Sheriff emergency jail release order
On Thursday, Sheriff Scott Jones issued an emergency order for the early release of 203 inmates to create more space to quarantine inmates at the two jail facilities. Grassmann said the inmates who will be released are all convicted inmates serving jail sentences.
There will be 74 inmates released from the downtown jail and 129 inmates set free early from RCCC. Grassmann said they started the process of releasing those inmates on Thursday afternoon, and it will likely take up to two days to complete that process.
The Sheriff’s Office will use the same criteria used in January 2021 Sacramento Superior Court order to release inmates with 90 actual days or less remaining on their jail sentence. Grassmann said inmates not eligible for early release under the sheriff’s order will be those convicted of domestic violence, driving under the influence, any conviction requiring registration as a sex offender and any serious or violent felony.
In addition, Grassmann said the early release is not available for inmates who are on active restriction for so-called assaultive behavior or other serious charges or convictions. He also said “chronic nuisance offenders and serial inebriates” would not be considered for such release.
Inmates who have been ordered to serve a mandatory jail sentence with a specific amount of time to serve behind bars also will not be eligible for early release.

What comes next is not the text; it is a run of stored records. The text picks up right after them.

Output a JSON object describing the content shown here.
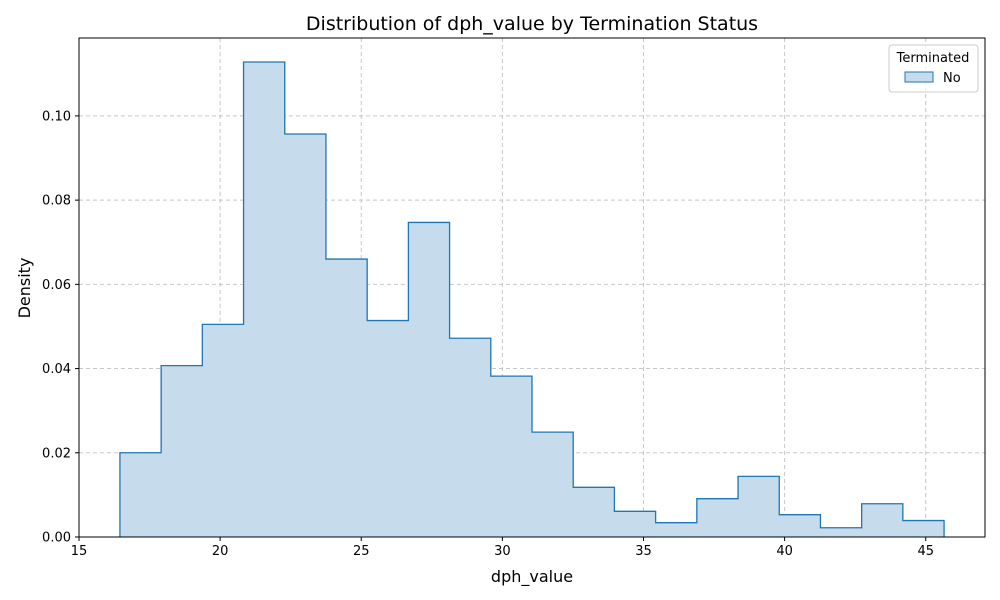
{
  "chart_data": {
    "type": "histogram",
    "title": "Distribution of dph_value by Termination Status",
    "xlabel": "dph_value",
    "ylabel": "Density",
    "xlim": [
      15,
      47.1
    ],
    "ylim": [
      0,
      0.1185
    ],
    "xticks": [
      "15",
      "20",
      "25",
      "30",
      "35",
      "40",
      "45"
    ],
    "yticks": [
      "0.00",
      "0.02",
      "0.04",
      "0.06",
      "0.08",
      "0.10"
    ],
    "grid": true,
    "legend": {
      "title": "Terminated",
      "placement": "top-right"
    },
    "series": [
      {
        "name": "No",
        "color": "#1f77b4",
        "fill": "#c6dbec",
        "bin_edges": [
          16.45,
          17.91,
          19.37,
          20.83,
          22.29,
          23.75,
          25.21,
          26.67,
          28.13,
          29.59,
          31.05,
          32.51,
          33.97,
          35.43,
          36.89,
          38.35,
          39.81,
          41.27,
          42.73,
          44.19,
          45.65
        ],
        "values": [
          0.02,
          0.0407,
          0.0505,
          0.1128,
          0.0957,
          0.066,
          0.0514,
          0.0747,
          0.0472,
          0.0382,
          0.0249,
          0.0118,
          0.0061,
          0.0034,
          0.0091,
          0.0144,
          0.0053,
          0.0022,
          0.0079,
          0.0039
        ]
      }
    ]
  }
}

And inmates with active criminal protective orders or domestic violence restraining orders will not be released early, Grassmann said.
“When we look at the folks that we’re going to release, we’re looking at their history in totality,” Grassmann told reporters. “Obviously, we don’t have a crystal ball to see what somebody might do. But we are trying to look at and minimize any problem that there might be after the release.”
Jael Barnes, a pretrial justice organizer for the Decarcerate Sacramento activist group, said the sheriff’s order only includes a small fraction of inmates who should be released, especially those with underlying health problems and awaiting trial. Sheriff’s Office Data shows 79% of jail population in October were inmates awaiting trial.
“It’s ridiculous, because most of the folks in there are pretrial (and not eligible for this release),” Barnes told The Sacramento Bee. “That’s unacceptable. That just doesn’t make sense to me.”
Barnes’ husband, Jamaine Barnes, has been in custody at the Sacramento County Jail since May 2019 awaiting trial. His wife says her husband went into the jail with only severe anxiety but has since developed asthma and contracted COVID-19 twice.
Her husband was fully vaccinated when he among over 70 inmates at both county jail facilities infected with the virus during a mid-October COVID-19 outbreak. She says he has not contracted the virus during this recent outbreak. She said she applauds the decision to release 203 inmates from the jail, but it’s not enough to prevent the virus from spreading.
There were a total of 331 inmates at the two jail facilities on Thursday who were awaiting transfer to a state prison to serve their sentence, but California corrections officials have halted transfers at this point. The county jail facilities have about 80 inmates awaiting transfer to a state hospital to restore their mental health or determine their mental competency.
Grassmann said there are about 400 additional inmates in the Sacramento County Jail who would normally would not be housed there at this time, along with a backlog of Sacramento Superior Court criminal cases slowed by the coronavirus pandemic that has crowded the jail facilities.